With this mindfulness, we can then look at the difference between a bad sensation, one that feels compressive in a joint, sharp, stabbing or electric, versus a good sensation, one that feels productive as in a stretch, elongation or tension in the belly of a muscle.
Awakening our senses ignites a clarity that allows us to very honestly feel what is going on. This clarity encourages us to know and to feel if the moment is useful or non-useful, harming or non-harming, serving or no longer serving us.
Our breath is the vehicle to this awareness, to this waking up! Can you consciously perceive the quality of your breath? Can you hear the soundtrack of your breath? Can you feel the texture of your breath? Can you feel how it moves and pulses through your body? If you can deliberately wrap your consciousness around your breath, chances are you will be practicing from a place of intelligence and wisdom, and you will know if the sensations that you are experiencing are good or bad.
This awareness develops mindfulness, and through mindfulness real change and transformation can occur.
Adi Amar is the Co-founder and Co-director of the Teton Yoga Shala in Jackson Hole , WY, and is an instructor for Yoga Today.
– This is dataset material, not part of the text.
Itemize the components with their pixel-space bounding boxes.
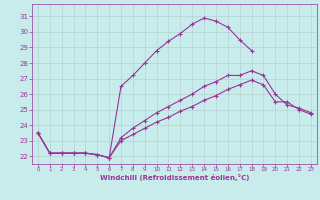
X-axis label: Windchill (Refroidissement éolien,°C): Windchill (Refroidissement éolien,°C) [100,174,249,181]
She has been studying and practicing yoga since the age of 15 and completed her formal training in 2001 at Mount Madonna under the guidance of Baba Hari Das. In 1998 Adi had the fortunate experience to practice with Tim Miller and immediately found her teacher. She considers Baba Hari Dass, Tim Miller, Bhavani Maki, Nicki Doane and Eddie Modestini as some of her most influential teachers. She offers specific tools for each individual to extend his/her own growth, wisdom and healing capabilities within challenging and inspiring classes that integrate the spiritual and philosophical teachings of Yoga. Adi believes that the practice is the teacher and aims to inspire a passion for regular practice.